Konnte ich das wirklich verantworten? In diesem Fall schon, entschied ich.
„Und jetzt … spring nach vorn!“
Ich hatte es unzählige Male in meiner Fantasie getan, und jetzt tat es das Wesen, aber ganz real. Mit der letzten Kraft, die seine Waden noch aufzubringen vermochten, schleuderte sich mein Klon hinaus ins Bodenlose. Nicht sehr weit zwar, und er war augenblicklich meinem Sichtfeld entschwunden. Doch ich meinte, durch das Prasseln des Regens ein Jauchzen gehört zu haben. Einen Moment lang fühlte ich mit dem Wesen, wie es zusammen mit den Regentropfen durch ein Stück des Himmels glitt. Vielleicht würde es den Aufprall auf dem Fluss gar nicht mehr mitbekommen, denn bei seinem Alterungstempo dürfte es ohnehin nur noch Sekunden gehabt haben. Würde mein Klon genauso schnell verwesen, wie er herangereift war? Ich stellte mir vor, wie sich sein Körper während des Sturzes auflöste und er wie aufgewirbelter Staub ein Stück weit über der Wasseroberfläche mit dem Regen tanzte, bevor sich seine Spur im Wind verlor. Fast hätte ich nachgesehen, ob und wo er gelandet wäre, aber dazu hätte ich raus an das Geländer gehen und mich vollkommen einweichen lassen müssen.
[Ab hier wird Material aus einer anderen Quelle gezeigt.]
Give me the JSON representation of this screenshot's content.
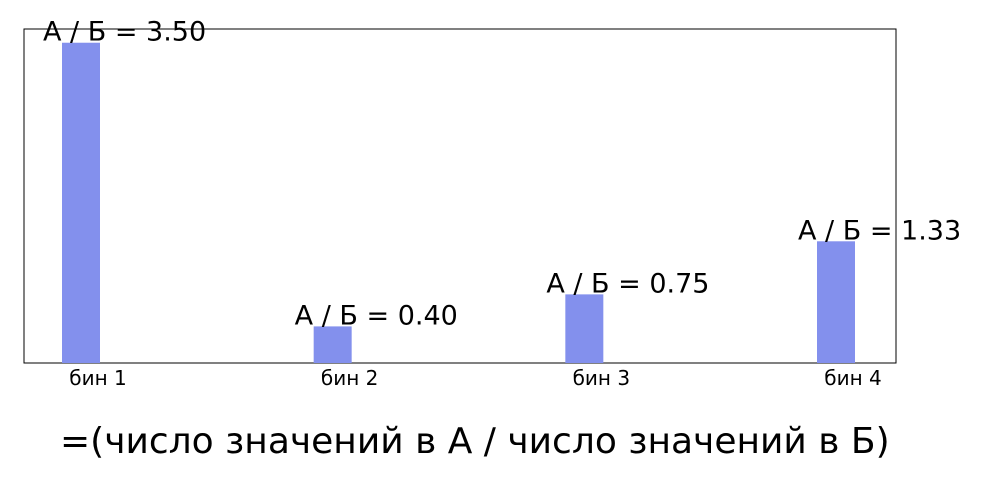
{
  "chart_data": {
    "type": "bar",
    "categories": [
      "бин 1",
      "бин 2",
      "бин 3",
      "бин 4"
    ],
    "values": [
      3.5,
      0.4,
      0.75,
      1.33
    ],
    "bar_labels": [
      "А / Б = 3.50",
      "А / Б = 0.40",
      "А / Б = 0.75",
      "А / Б = 1.33"
    ],
    "ylim": [
      0,
      3.65
    ],
    "grid": false,
    "y_ticks_visible": false,
    "colors": {
      "bar": "#8390ed",
      "frame": "#000000",
      "text": "#000000"
    }
  },
  "caption": "=(число значений в А / число значений в Б)"
}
Außerdem würde der Bus gleich kommen. Es würde nicht mal mehr für eine Kippe reichen. Dabei hätte ich jetzt dringend eine nötig gehabt! Da sah ich den Bus die Straße hinauffahren. Es grenzte an Gehässigkeit, wie er beim Bremsen volle Breitseite durch den Bach am Bordstein fuhr. Ich bekam zum zweiten Mal eine Dusche aus Gossenwasser. Ich fluchte leise und ermahnte mich, beim nächsten Dreckswetter nicht wieder meinen Schirm zu vergessen. Der Bus senkte sich ab und öffnete die Tür. Ich hastete die zwei Schritte durch den Regen ins Fahrzeug hinein und zückte mein Monatsticket. Als ich einen freien Sitz suchte, dachte ich nochmal an meinen Klon und dass er nicht lange genug existiert hatte, um je den Sonnenschein kennen gelernt zu haben. Trotzdem war ihm das so wunderbar egal gewesen! Ich hingegen hatte viele sonnige Tage gesehen, und dennoch erschien mir mein Himmel stets bewölkt. Vielleicht würde ich eines Tages meinem Klon folgen, einfach losfliegen vom Rand der Klippe und mich auflösen im Regen.
Ich strauchelte, als der Bus beschleunigte.